33. Ebenso sieht Artikel 3 Nummer 1 Unterabsatz 3 der Richtlinie betreffend Anträge auf Genehmigung der Erhöhung des Preises für ein bereits im Verkehr befindliches Arzneimittel für diesen Fall vor: Ergeht innerhalb der vorstehend genannten Frist bzw. Fristen keine Entscheidung, so ist der Antragsteller berechtigt, die beantragte Preiserhöhung vollständig anzuwenden.
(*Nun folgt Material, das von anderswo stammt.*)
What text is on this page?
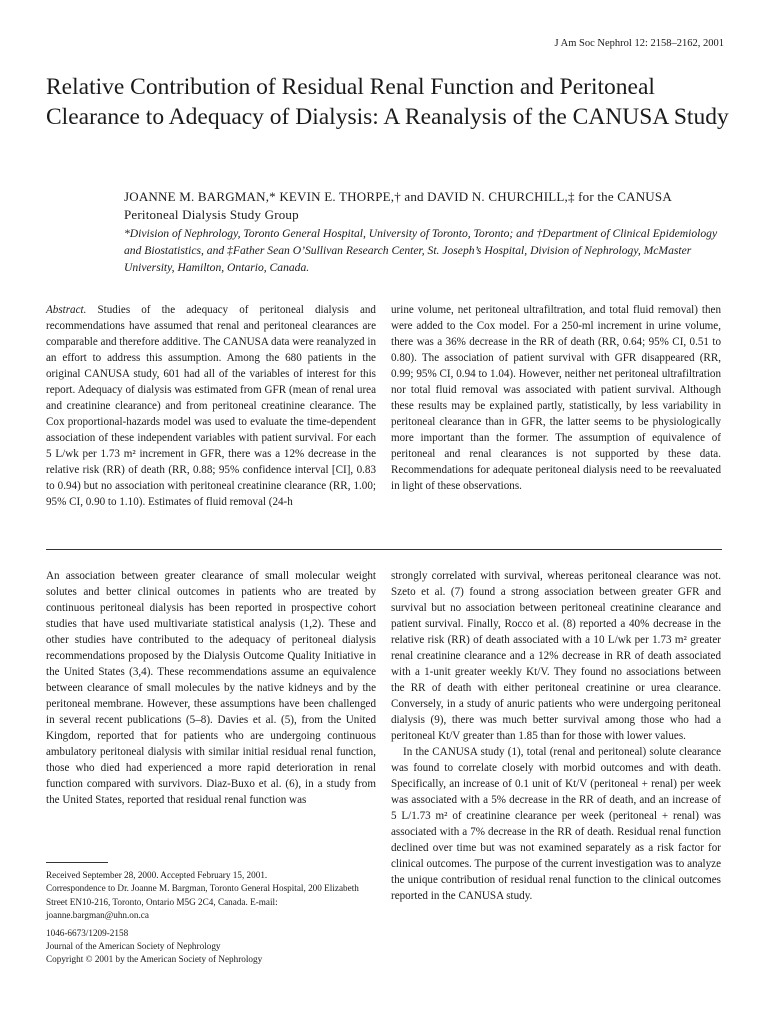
J Am Soc Nephrol 12: 2158–2162, 2001
Relative Contribution of Residual Renal Function and Peritoneal Clearance to Adequacy of Dialysis: A Reanalysis of the CANUSA Study
JOANNE M. BARGMAN,* KEVIN E. THORPE,† and DAVID N. CHURCHILL,‡ for the CANUSA Peritoneal Dialysis Study Group
*Division of Nephrology, Toronto General Hospital, University of Toronto, Toronto; and †Department of Clinical Epidemiology and Biostatistics, and ‡Father Sean O’Sullivan Research Center, St. Joseph’s Hospital, Division of Nephrology, McMaster University, Hamilton, Ontario, Canada.

Abstract. Studies of the adequacy of peritoneal dialysis and recommendations have assumed that renal and peritoneal clearances are comparable and therefore additive. The CANUSA data were reanalyzed in an effort to address this assumption. Among the 680 patients in the original CANUSA study, 601 had all of the variables of interest for this report. Adequacy of dialysis was estimated from GFR (mean of renal urea and creatinine clearance) and from peritoneal creatinine clearance. The Cox proportional-hazards model was used to evaluate the time-dependent association of these independent variables with patient survival. For each 5 L/wk per 1.73 m² increment in GFR, there was a 12% decrease in the relative risk (RR) of death (RR, 0.88; 95% confidence interval [CI], 0.83 to 0.94) but no association with peritoneal creatinine clearance (RR, 1.00; 95% CI, 0.90 to 1.10). Estimates of fluid removal (24-h

urine volume, net peritoneal ultrafiltration, and total fluid removal) then were added to the Cox model. For a 250-ml increment in urine volume, there was a 36% decrease in the RR of death (RR, 0.64; 95% CI, 0.51 to 0.80). The association of patient survival with GFR disappeared (RR, 0.99; 95% CI, 0.94 to 1.04). However, neither net peritoneal ultrafiltration nor total fluid removal was associated with patient survival. Although these results may be explained partly, statistically, by less variability in peritoneal clearance than in GFR, the latter seems to be physiologically more important than the former. The assumption of equivalence of peritoneal and renal clearances is not supported by these data. Recommendations for adequate peritoneal dialysis need to be reevaluated in light of these observations.

An association between greater clearance of small molecular weight solutes and better clinical outcomes in patients who are treated by continuous peritoneal dialysis has been reported in prospective cohort studies that have used multivariate statistical analysis (1,2). These and other studies have contributed to the adequacy of peritoneal dialysis recommendations proposed by the Dialysis Outcome Quality Initiative in the United States (3,4). These recommendations assume an equivalence between clearance of small molecules by the native kidneys and by the peritoneal membrane. However, these assumptions have been challenged in several recent publications (5–8). Davies et al. (5), from the United Kingdom, reported that for patients who are undergoing continuous ambulatory peritoneal dialysis with similar initial residual renal function, those who died had experienced a more rapid deterioration in renal function compared with survivors. Diaz-Buxo et al. (6), in a study from the United States, reported that residual renal function was

strongly correlated with survival, whereas peritoneal clearance was not. Szeto et al. (7) found a strong association between greater GFR and survival but no association between peritoneal creatinine clearance and patient survival. Finally, Rocco et al. (8) reported a 40% decrease in the relative risk (RR) of death associated with a 10 L/wk per 1.73 m² greater renal creatinine clearance and a 12% decrease in RR of death associated with a 1-unit greater weekly Kt/V. They found no associations between the RR of death with either peritoneal creatinine or urea clearance. Conversely, in a study of anuric patients who were undergoing peritoneal dialysis (9), there was much better survival among those who had a peritoneal Kt/V greater than 1.85 than for those with lower values.

In the CANUSA study (1), total (renal and peritoneal) solute clearance was found to correlate closely with morbid outcomes and with death. Specifically, an increase of 0.1 unit of Kt/V (peritoneal + renal) per week was associated with a 5% decrease in the RR of death, and an increase of 5 L/1.73 m² of creatinine clearance per week (peritoneal + renal) was associated with a 7% decrease in the RR of death. Residual renal function declined over time but was not examined separately as a risk factor for clinical outcomes. The purpose of the current investigation was to analyze the unique contribution of residual renal function to the clinical outcomes reported in the CANUSA study.

Received September 28, 2000. Accepted February 15, 2001.

Correspondence to Dr. Joanne M. Bargman, Toronto General Hospital, 200 Elizabeth Street EN10-216, Toronto, Ontario M5G 2C4, Canada. E-mail: joanne.bargman@uhn.on.ca

1046-6673/1209-2158

Journal of the American Society of Nephrology

Copyright © 2001 by the American Society of Nephrology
34. Aufgrund dessen ist auf den zweiten Teil der Vorabentscheidungsfrage zu antworten, dass die Richtlinie dahin auszulegen ist, dass sie im Fall einer Überschreitung der in ihrem Artikel 6 Nummer 1 Unterabsatz 1 festgesetzten Frist nicht die automatische Aufnahme eines Arzneimittels in die Liste der unter das Krankenversicherungssystem fallenden Arzneimittel vorschreibt.

Kostenentscheidung:

Kosten

35. Für die Beteiligten des Ausgangsverfahrens ist das Verfahren Teil des bei dem vorlegenden Gericht anhängigen Verfahrens; die Kostenentscheidung ist daher Sache dieses Gerichts. Die Auslagen anderer Beteiligter für die Abgabe von Erklärungen vor dem Gerichtshof sind nicht erstattungsfähig.

Tenor:

Aus diesen Gründen hat der Gerichtshof (Zweite Kammer) für Recht erkannt:

1. Die in Artikel 6 Nummer 1 Unterabsatz 1 der Richtlinie 89/105/EWG des Rates vom 21. Dezember 1988 betreffend die Transparenz von Maßnahmen zur Regelung der Preisfestsetzung bei Arzneimitteln für den menschlichen Gebrauch und ihre Einbeziehung in die staatlichen Krankenversicherungssysteme festgesetzte Frist ist eine Ausschlussfrist, die von den Mitgliedstaaten nicht überschritten werden darf.

2. Artikel 6 Nummer 1 Unterabsatz 1 der Richtlinie 89/105 schreibt im Fall einer Überschreitung der in diesem Artikel festgesetzten Frist nicht die automatische Aufnahme eines Arzneimittels in die Liste der unter das Krankenversicherungssystem fallenden Arzneimittel vor.